Primary Language v. Lengua Materna

Discussion in 'Spanish-English Vocabulary / Vocabulario Español-Inglés' started by Itzpapalotl, Sep 3, 2008.

  1. Itzpapalotl New Member

    I've seen in several forums that primary language was translated to lengua materna. I'm currently translating an application for parents seeking entrance for their children into gifted programs. There is a portion of the application that is for gifted programs designed specifically for English Language Learners whose primary language is Spanish. I want to avoid parents applying for these programs when their children ARE NOT primarily Spanish speaking. I have parents applying for the program when they feel their children know "a little" Spanish.

    If the phrase is:
    Student's primary language must be Spanish.

    and the translation is:
    Español tiene que ser la lengua materna del estudiante.

    My questions are: Is it possible that someone will read lengua materna and will interpret this as the first language the child learned and not necessarily the child's primary language currently? Would saying idioma primario or something else send a clearer message as to what we are looking for (that the child's dominant language should be Spanish)?

  2. coquis14

    coquis14 Senior Member

    Entre Macrilandia/Chamamélandia
    Español ,Argentina
    "Lengua materna" sounds good to me and I don't see any problem of intrepretation.If you aren't convinced yet , I can suggest you a few different frases:"Español debe ser la lengua nativa del estudiante" , "El estudiante debe hablar español como primera lengua"
  3. patr1c1a Member

    "Lengua materna" would be the language someone learnt from birth, so I think that's the meaning you're looking for. To me, "idioma primario" or "lengua primaria" aren't that clearly interpreted, as they might lead to confusion.
  4. loladamore

    loladamore Senior Member

    Zacatecas, México
    English UK
    You can say lengua primaria if you're talking about bilingualism or plurilingualism, contexts where lengua materna might be misleading or even meaningless.
  5. Mario Poe New Member


    Me parece que "Lengua Materna" es la mejor opción si quieres dejar en claro que el idioma nativo del estudiante debe ser español. Este concepto se asemeja al de "native speaker", y es mucho más clarificador que "first language", haciendo un paralelo con los conceptos anglo.

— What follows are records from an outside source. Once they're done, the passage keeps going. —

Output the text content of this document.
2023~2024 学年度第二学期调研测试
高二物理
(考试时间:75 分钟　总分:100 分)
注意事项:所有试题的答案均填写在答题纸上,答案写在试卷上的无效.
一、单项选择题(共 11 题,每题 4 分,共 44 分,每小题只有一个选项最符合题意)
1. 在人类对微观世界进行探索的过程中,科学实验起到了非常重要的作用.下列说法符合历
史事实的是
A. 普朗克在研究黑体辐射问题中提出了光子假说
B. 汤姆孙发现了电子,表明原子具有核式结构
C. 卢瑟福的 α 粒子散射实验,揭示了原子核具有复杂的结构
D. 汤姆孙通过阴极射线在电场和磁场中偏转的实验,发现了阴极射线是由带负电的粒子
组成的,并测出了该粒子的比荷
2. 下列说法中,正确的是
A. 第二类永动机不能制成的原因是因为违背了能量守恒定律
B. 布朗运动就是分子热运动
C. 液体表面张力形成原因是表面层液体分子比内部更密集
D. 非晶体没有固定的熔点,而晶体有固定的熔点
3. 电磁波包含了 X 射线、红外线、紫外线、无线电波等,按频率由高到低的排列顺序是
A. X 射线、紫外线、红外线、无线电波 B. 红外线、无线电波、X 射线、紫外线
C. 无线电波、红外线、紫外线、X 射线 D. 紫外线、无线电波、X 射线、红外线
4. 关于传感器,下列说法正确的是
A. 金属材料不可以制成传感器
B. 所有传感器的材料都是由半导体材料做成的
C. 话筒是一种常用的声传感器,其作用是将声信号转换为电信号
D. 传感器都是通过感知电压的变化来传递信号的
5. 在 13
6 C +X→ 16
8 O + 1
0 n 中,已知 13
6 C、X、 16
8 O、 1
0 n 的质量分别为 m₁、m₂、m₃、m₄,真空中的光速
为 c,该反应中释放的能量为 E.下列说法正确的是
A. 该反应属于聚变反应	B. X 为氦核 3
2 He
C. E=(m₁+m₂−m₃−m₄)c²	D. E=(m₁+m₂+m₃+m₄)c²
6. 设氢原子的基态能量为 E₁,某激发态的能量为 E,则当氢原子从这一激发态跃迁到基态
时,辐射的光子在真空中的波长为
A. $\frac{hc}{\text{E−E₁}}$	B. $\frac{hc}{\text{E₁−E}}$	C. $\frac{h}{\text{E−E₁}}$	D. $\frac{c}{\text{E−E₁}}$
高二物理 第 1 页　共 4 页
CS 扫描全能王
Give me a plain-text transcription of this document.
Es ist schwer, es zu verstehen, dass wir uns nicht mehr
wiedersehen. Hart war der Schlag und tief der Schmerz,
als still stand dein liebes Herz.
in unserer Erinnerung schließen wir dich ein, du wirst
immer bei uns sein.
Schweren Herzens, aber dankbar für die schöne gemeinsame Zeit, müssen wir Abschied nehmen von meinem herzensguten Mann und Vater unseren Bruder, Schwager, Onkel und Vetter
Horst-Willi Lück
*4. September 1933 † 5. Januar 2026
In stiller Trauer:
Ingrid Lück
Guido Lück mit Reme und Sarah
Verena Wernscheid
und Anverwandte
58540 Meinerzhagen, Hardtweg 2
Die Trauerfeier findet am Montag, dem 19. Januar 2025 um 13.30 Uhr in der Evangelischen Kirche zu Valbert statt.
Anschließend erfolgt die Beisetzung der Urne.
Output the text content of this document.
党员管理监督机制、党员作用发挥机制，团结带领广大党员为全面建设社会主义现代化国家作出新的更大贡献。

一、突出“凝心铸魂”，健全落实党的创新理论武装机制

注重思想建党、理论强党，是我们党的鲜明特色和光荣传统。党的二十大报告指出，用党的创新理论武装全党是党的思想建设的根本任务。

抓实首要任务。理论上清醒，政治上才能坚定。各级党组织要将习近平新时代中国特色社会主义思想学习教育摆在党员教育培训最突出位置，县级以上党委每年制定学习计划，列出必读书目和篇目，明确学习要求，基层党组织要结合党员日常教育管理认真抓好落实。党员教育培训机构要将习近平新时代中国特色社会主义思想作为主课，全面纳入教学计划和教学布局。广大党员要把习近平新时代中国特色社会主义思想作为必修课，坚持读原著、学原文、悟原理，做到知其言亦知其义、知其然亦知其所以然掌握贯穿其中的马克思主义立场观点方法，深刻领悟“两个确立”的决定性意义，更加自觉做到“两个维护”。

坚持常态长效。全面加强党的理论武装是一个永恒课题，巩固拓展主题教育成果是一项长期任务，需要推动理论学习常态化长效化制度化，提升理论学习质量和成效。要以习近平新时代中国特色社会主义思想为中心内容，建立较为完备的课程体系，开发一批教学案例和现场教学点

    Eso si, te acosnsejaría cambiar la frase por:

    La lengua materna del estudiante debe ser el español.


    El español debe ser la lengua materna del estudiante.
  6. loladamore

    loladamore Senior Member

    Zacatecas, México
    English UK
    If you want to be particularly careful, you could say lengua de uso predominante. Some Spanish speakers may, for cultural reasons, consider that their lengua materna is, say, Zapoteco or Nahuatl, but accept that Spanish is their lengua de uso predominante.
    But maybe I'm just picky.
  7. danielfranco

    danielfranco Senior Member

    Lola raises a valid point: the socioeconomic background here in Texas may lead to the belief that the "lengua materna" is the language spoken in the first infancy, which is not spoken at all in the present time. For example, there are children who are first-generation Americans and their parents spoke Spanish to them when they were little tykes. The actual situation ten years later could be that those children do not speak Spanish anymore, even in their home. It is a very common situation.

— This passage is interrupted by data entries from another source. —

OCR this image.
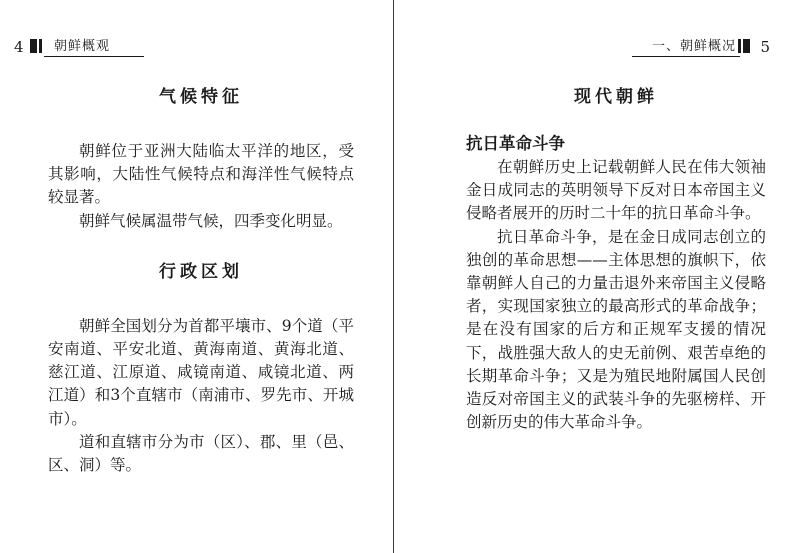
4 朝鲜概观
气候特征

朝鲜位于亚洲大陆临太平洋的地区，受其影响，大陆性气候特点和海洋性气候特点较显著。

朝鲜气候属温带气候，四季变化明显。

行政区划

朝鲜全国划分为首都平壤市、9个道（平安南道、平安北道、黄海南道、黄海北道、慈江道、江原道、咸镜南道、咸镜北道、两江道）和3个直辖市（南浦市、罗先市、开城市）。

道和直辖市分为市（区）、郡、里（邑、区、洞）等。

一、朝鲜概况 5
现代朝鲜
抗日革命斗争

在朝鲜历史上记载朝鲜人民在伟大领袖金日成同志的英明领导下反对日本帝国主义侵略者展开的历时二十年的抗日革命斗争。

抗日革命斗争，是在金日成同志创立的独创的革命思想——主体思想的旗帜下，依靠朝鲜人自己的力量击退外来帝国主义侵略者，实现国家独立的最高形式的革命战争；是在没有国家的后方和正规军支援的情况下，战胜强大敌人的史无前例、艰苦卓绝的长期革命斗争；又是为殖民地附属国人民创造反对帝国主义的武装斗争的先驱榜样、开创新历史的伟大革命斗争。
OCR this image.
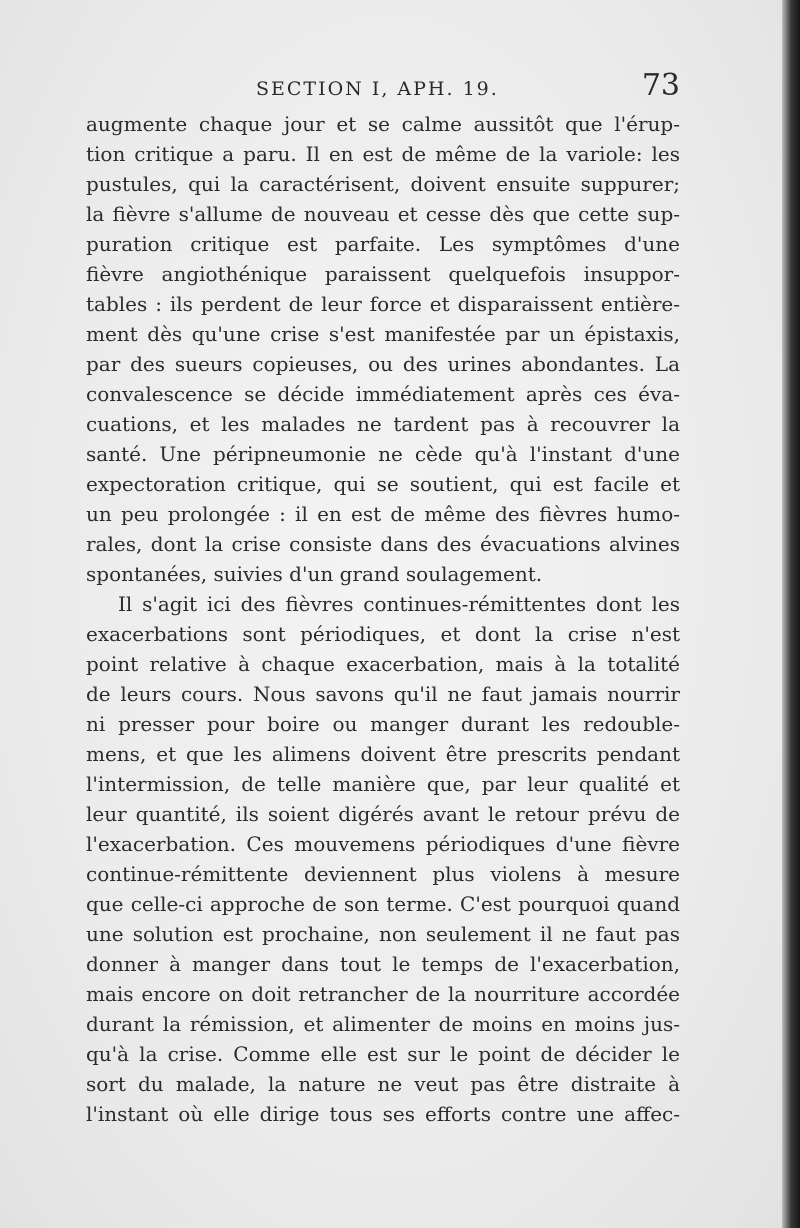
SECTION I, APH. 19.	73
augmente chaque jour et se calme aussitôt que l'érup-
tion critique a paru. Il en est de même de la variole: les
pustules, qui la caractérisent, doivent ensuite suppurer;
la fièvre s'allume de nouveau et cesse dès que cette sup-
puration critique est parfaite. Les symptômes d'une
fièvre angiothénique paraissent quelquefois insuppor-
tables : ils perdent de leur force et disparaissent entière-
ment dès qu'une crise s'est manifestée par un épistaxis,
par des sueurs copieuses, ou des urines abondantes. La
convalescence se décide immédiatement après ces éva-
cuations, et les malades ne tardent pas à recouvrer la
santé. Une péripneumonie ne cède qu'à l'instant d'une
expectoration critique, qui se soutient, qui est facile et
un peu prolongée : il en est de même des fièvres humo-
rales, dont la crise consiste dans des évacuations alvines
spontanées, suivies d'un grand soulagement.
Il s'agit ici des fièvres continues-rémittentes dont les
exacerbations sont périodiques, et dont la crise n'est
point relative à chaque exacerbation, mais à la totalité
de leurs cours. Nous savons qu'il ne faut jamais nourrir
ni presser pour boire ou manger durant les redouble-
mens, et que les alimens doivent être prescrits pendant
l'intermission, de telle manière que, par leur qualité et
leur quantité, ils soient digérés avant le retour prévu de
l'exacerbation. Ces mouvemens périodiques d'une fièvre
continue-rémittente deviennent plus violens à mesure
que celle-ci approche de son terme. C'est pourquoi quand
une solution est prochaine, non seulement il ne faut pas
donner à manger dans tout le temps de l'exacerbation,
mais encore on doit retrancher de la nourriture accordée
durant la rémission, et alimenter de moins en moins jus-
qu'à la crise. Comme elle est sur le point de décider le
sort du malade, la nature ne veut pas être distraite à
l'instant où elle dirige tous ses efforts contre une affec-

    So, I would recommend something like "idioma cotidiano", or "de uso predominante". Even "idioma principal" would serve.

    I ask this question on a daily basis, here, at work. And, it is important to consider the context: Itzpapalotl seems to be based in the USA.

  8. cirrus

    cirrus Senior Member

    Crug Hywel
    UK English
    Primary language sounds a little odd to my British ears. In education here in London we would be more likely to say home language or community language.